Mit dem Einsatzführungskommando und dem »Kommando Operative Führung Eingreifkräfte«, meint Generalmajor Oerding, »ist Deutschland, neben Frankreich und Großbritannien, die einzige Nation in der EU mit der Fähigkeit, beide Führungsebenen zu stellen«. Das sichert eine gewisse Vorrangstellung in der entstehenden EU-Armee. Und das ist gewollt. Schließlich wäre es nicht im Sinne der deutschen Militärs, wenn sie plötzlich nach portugiesischer oder tschechischer Pfeife tanzen müssten. Andersrum ergibt’s Sinn: wenn man nämlich die eigenen begrenzten Kräfte durch Einheiten aus anderen Staaten verstärken kann.

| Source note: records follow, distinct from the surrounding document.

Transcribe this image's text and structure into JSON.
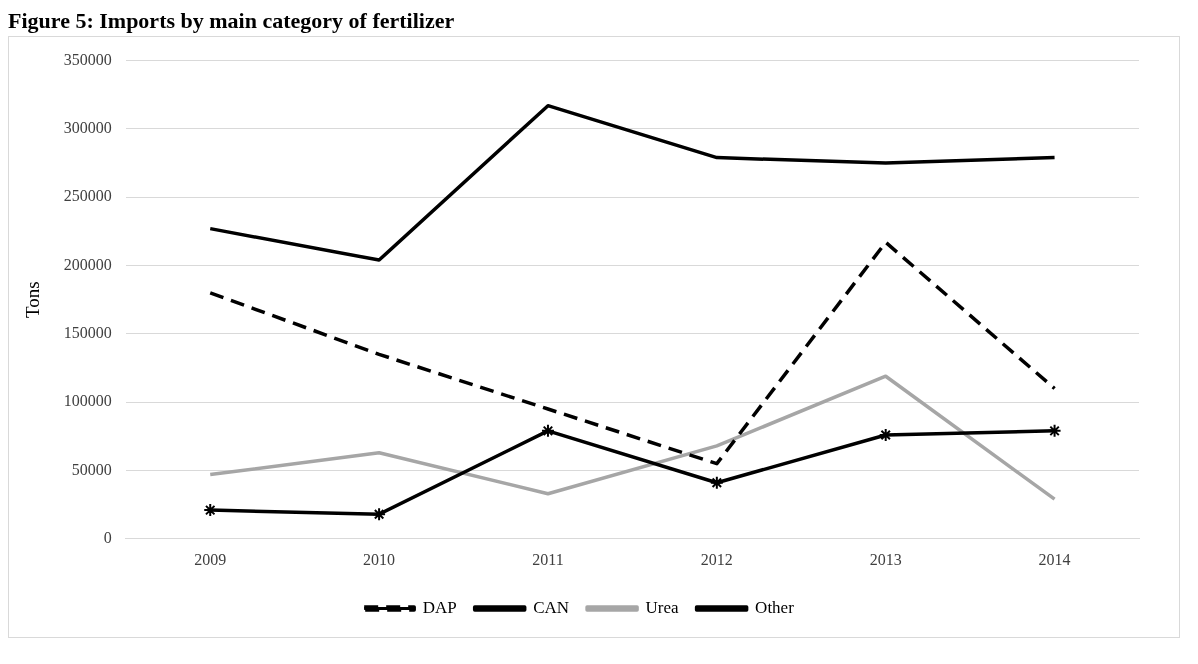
{
  "chart_data": {
    "type": "line",
    "title": "Figure 5: Imports by main category of fertilizer",
    "ylabel": "Tons",
    "categories": [
      "2009",
      "2010",
      "2011",
      "2012",
      "2013",
      "2014"
    ],
    "series": [
      {
        "name": "DAP",
        "color": "#000000",
        "line_style": "dashed",
        "marker": "none",
        "values": [
          180000,
          135000,
          95000,
          55000,
          217000,
          110000
        ]
      },
      {
        "name": "CAN",
        "color": "#000000",
        "line_style": "solid",
        "marker": "cross",
        "values": [
          21000,
          18000,
          79000,
          41000,
          76000,
          79000
        ]
      },
      {
        "name": "Urea",
        "color": "#a6a6a6",
        "line_style": "solid",
        "marker": "none",
        "values": [
          47000,
          63000,
          33000,
          68000,
          119000,
          29000
        ]
      },
      {
        "name": "Other",
        "color": "#000000",
        "line_style": "solid",
        "marker": "none",
        "values": [
          227000,
          204000,
          317000,
          279000,
          275000,
          279000
        ]
      }
    ],
    "ylim": [
      0,
      350000
    ],
    "yticks": [
      0,
      50000,
      100000,
      150000,
      200000,
      250000,
      300000,
      350000
    ],
    "grid": "y",
    "legend": "bottom"
  }
}
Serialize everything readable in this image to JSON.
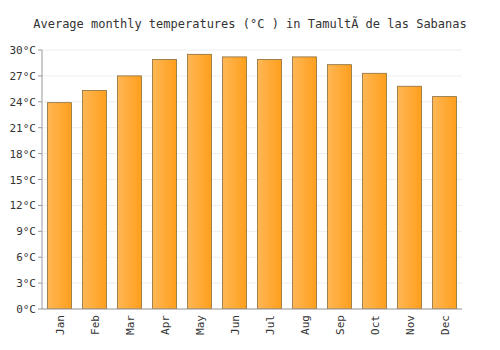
{
  "chart_data": {
    "type": "bar",
    "title": "Average monthly temperatures (°C ) in TamultÃ de las Sabanas",
    "categories": [
      "Jan",
      "Feb",
      "Mar",
      "Apr",
      "May",
      "Jun",
      "Jul",
      "Aug",
      "Sep",
      "Oct",
      "Nov",
      "Dec"
    ],
    "values": [
      23.9,
      25.3,
      27.0,
      28.9,
      29.5,
      29.2,
      28.9,
      29.2,
      28.3,
      27.3,
      25.8,
      24.6
    ],
    "color": "#ff9f1c",
    "ylim": [
      0,
      30
    ],
    "yticks": [
      {
        "value": 0,
        "label": "0°C"
      },
      {
        "value": 3,
        "label": "3°C"
      },
      {
        "value": 6,
        "label": "6°C"
      },
      {
        "value": 9,
        "label": "9°C"
      },
      {
        "value": 12,
        "label": "12°C"
      },
      {
        "value": 15,
        "label": "15°C"
      },
      {
        "value": 18,
        "label": "18°C"
      },
      {
        "value": 21,
        "label": "21°C"
      },
      {
        "value": 24,
        "label": "24°C"
      },
      {
        "value": 27,
        "label": "27°C"
      },
      {
        "value": 30,
        "label": "30°C"
      }
    ],
    "grid": true
  }
}
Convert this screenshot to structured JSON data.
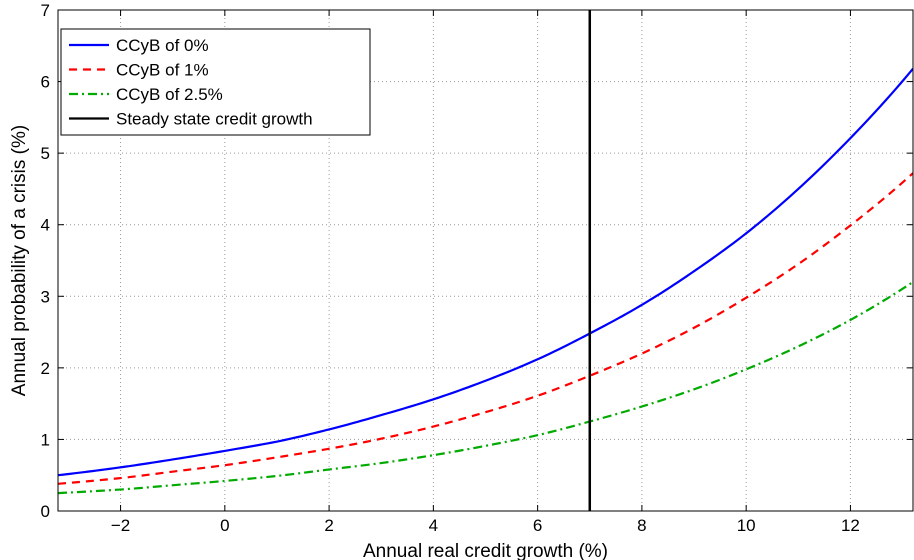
{
  "chart_data": {
    "type": "line",
    "xlabel": "Annual real credit growth (%)",
    "ylabel": "Annual probability of a crisis (%)",
    "xlim": [
      -3.2,
      13.2
    ],
    "ylim": [
      0,
      7
    ],
    "xticks": [
      -2,
      0,
      2,
      4,
      6,
      8,
      10,
      12
    ],
    "yticks": [
      0,
      1,
      2,
      3,
      4,
      5,
      6,
      7
    ],
    "grid": true,
    "legend_position": "top-left",
    "vline": {
      "name": "Steady state credit growth",
      "x": 7,
      "color": "#000000"
    },
    "x": [
      -3.2,
      -2,
      -1,
      0,
      1,
      2,
      3,
      4,
      5,
      6,
      7,
      8,
      9,
      10,
      11,
      12,
      13.2
    ],
    "series": [
      {
        "name": "CCyB of 0%",
        "color": "#0000ff",
        "dash": "solid",
        "values": [
          0.5,
          0.61,
          0.72,
          0.84,
          0.97,
          1.14,
          1.34,
          1.56,
          1.82,
          2.12,
          2.48,
          2.88,
          3.35,
          3.88,
          4.5,
          5.21,
          6.18
        ]
      },
      {
        "name": "CCyB of 1%",
        "color": "#ff0000",
        "dash": "dashed",
        "values": [
          0.38,
          0.46,
          0.55,
          0.64,
          0.75,
          0.87,
          1.01,
          1.18,
          1.38,
          1.61,
          1.89,
          2.2,
          2.56,
          2.98,
          3.45,
          3.99,
          4.72
        ]
      },
      {
        "name": "CCyB of 2.5%",
        "color": "#00aa00",
        "dash": "dashdot",
        "values": [
          0.25,
          0.3,
          0.36,
          0.42,
          0.49,
          0.58,
          0.67,
          0.78,
          0.91,
          1.06,
          1.25,
          1.46,
          1.7,
          1.98,
          2.3,
          2.67,
          3.2
        ]
      }
    ]
  }
}
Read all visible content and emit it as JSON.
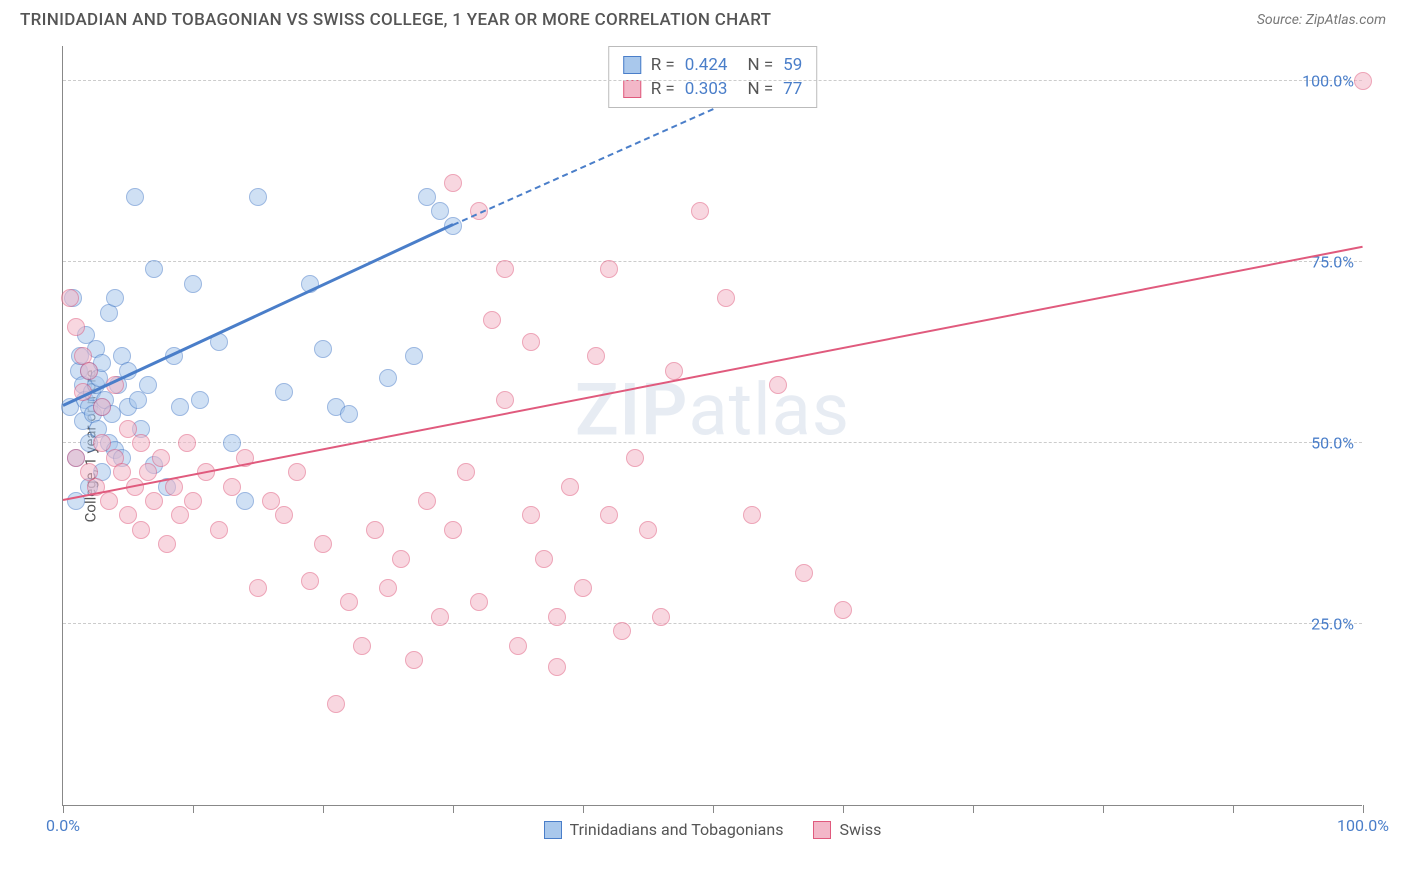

Das Gleiche gilt für die Waffen. Vor allem diejenigen Rüstungsobjekte wollen die Deutschen seit Jahren einer »europäischen« Verfügungsgewalt unterstellen, die sie selbst nicht besitzen. Mit Blick auf die französischen und britischen Atombomben spekulierten Abgesandte des Bundeskanzleramts und der Bundeswehr-Führungsakademie in einem Seminar der Bundesakademie für Sicherheitspolitik (BAKS) bereits 1999 über »vergemeinschaftete europäische Nuklearstreitkräfte«. Die Idee taucht seitdem immer wieder auf. So hieß es 2003 in einem Strategiepapier der höchsten Bundeswehrebene, in der »Frage der Überführung nationaler Atomwaffenpotenziale einiger EU-Staaten« müssten »Konsultationsmechanismen und die Beteiligung der Nicht-Atomstaaten an den Entscheidungen« ausgehandelt werden.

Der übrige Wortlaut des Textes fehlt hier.